Microsoft auto-clears My Day every 24 hours. Unless a task is pinned or re-added manually each morning, even the most crucial items disappear from view. They still exist in other lists, but out of sight, they’re basically gone.

I missed an internal deadline because I built a morning triage Zap that populated My Day automatically… once. All future rebalance drafts went to the back office list, and I never saw them. I later learned that Microsoft doesn’t expose the isInMyDay flag through Zapier natively — so you can’t re-add it that way. You have to go through Graph API or use PowerShell.

The only way around it inside Zapier is indirectly — recreate the task with a new title + flag it again, which resets its visibility. It’s ugly, but it works.

Still haven’t figured out how to persist My Day across device syncs without opening the app first thing each day. It seems to be a design choice, not a bug.

7. Shared lists behave differently than personal lists in automation

Had a project manager create a shared list for dev sprints. Works great in the UI: everyone sees the same tasks, all real-time, all expected. But you go and try to inject tasks into that shared list via automation? Totally different ruleset.
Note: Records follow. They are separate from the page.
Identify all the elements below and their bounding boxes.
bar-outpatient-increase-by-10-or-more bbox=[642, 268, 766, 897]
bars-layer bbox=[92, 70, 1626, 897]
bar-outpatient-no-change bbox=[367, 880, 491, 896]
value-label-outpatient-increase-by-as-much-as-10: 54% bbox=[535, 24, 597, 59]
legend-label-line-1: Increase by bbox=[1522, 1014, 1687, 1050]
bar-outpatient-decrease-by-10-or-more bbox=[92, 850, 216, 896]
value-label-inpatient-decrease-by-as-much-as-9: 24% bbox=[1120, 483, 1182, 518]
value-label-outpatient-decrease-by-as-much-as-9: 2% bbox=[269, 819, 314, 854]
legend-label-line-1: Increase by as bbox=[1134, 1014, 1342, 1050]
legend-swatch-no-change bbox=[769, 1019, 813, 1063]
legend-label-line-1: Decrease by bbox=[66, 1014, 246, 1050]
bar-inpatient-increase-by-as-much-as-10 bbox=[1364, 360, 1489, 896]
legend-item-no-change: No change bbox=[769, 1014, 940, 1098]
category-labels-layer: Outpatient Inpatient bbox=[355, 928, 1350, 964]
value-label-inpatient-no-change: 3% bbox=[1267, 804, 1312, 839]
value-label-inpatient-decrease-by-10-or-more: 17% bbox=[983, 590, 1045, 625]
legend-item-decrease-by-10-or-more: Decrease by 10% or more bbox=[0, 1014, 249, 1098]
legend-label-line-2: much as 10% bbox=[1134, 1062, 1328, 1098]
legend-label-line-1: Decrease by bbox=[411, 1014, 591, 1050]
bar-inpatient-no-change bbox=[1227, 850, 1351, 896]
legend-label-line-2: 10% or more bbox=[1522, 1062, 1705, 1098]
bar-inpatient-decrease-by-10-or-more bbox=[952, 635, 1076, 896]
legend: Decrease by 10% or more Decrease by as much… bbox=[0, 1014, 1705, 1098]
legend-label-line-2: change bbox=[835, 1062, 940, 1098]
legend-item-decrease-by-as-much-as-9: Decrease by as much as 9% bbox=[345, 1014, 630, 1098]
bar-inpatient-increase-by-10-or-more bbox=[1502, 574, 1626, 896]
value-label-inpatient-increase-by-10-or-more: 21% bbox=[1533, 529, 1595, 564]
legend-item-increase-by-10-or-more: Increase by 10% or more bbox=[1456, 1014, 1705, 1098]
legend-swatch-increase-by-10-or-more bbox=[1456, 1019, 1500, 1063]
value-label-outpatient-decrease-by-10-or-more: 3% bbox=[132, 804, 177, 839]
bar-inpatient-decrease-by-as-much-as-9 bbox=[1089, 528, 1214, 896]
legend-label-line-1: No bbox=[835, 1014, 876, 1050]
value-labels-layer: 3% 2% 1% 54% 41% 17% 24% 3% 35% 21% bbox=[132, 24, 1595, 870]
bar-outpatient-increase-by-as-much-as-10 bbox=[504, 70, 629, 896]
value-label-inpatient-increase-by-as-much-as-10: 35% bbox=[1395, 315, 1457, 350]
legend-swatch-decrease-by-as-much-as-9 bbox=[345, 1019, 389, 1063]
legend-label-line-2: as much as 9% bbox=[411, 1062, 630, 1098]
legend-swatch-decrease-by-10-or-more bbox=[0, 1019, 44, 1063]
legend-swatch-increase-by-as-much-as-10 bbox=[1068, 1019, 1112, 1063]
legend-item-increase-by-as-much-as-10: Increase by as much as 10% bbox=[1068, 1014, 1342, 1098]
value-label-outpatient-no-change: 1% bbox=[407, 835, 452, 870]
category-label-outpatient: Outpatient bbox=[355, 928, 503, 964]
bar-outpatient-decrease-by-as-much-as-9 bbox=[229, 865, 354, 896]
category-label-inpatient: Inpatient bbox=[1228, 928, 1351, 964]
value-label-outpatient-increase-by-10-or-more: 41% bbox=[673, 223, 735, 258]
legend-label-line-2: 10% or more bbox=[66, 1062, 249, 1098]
Microsoft To Do treats shared lists as group objects under the hood — and that means they surface under a different internal ID in automation tools. You can’t use the visible name if the list was created by someone ELSE. You need their list ID and access to their MS tenant permission, or the Zap just errors out saying the list doesn’t exist.

Even after manually fetching the list ID from my colleague’s export, I had to create the Zap under their Microsoft login — not mine. No way to push into someone else’s shared list unless your account was the original list creator or has full tenant-level graph permissions via Azure.

Not ideal when 5 people are collaborating and everyone just wants their app to work without involving IT. It’d help if these limitations were flagged somewhere in the Zap builder, but they’re not. You only learn when it quietly fails mid-deploy.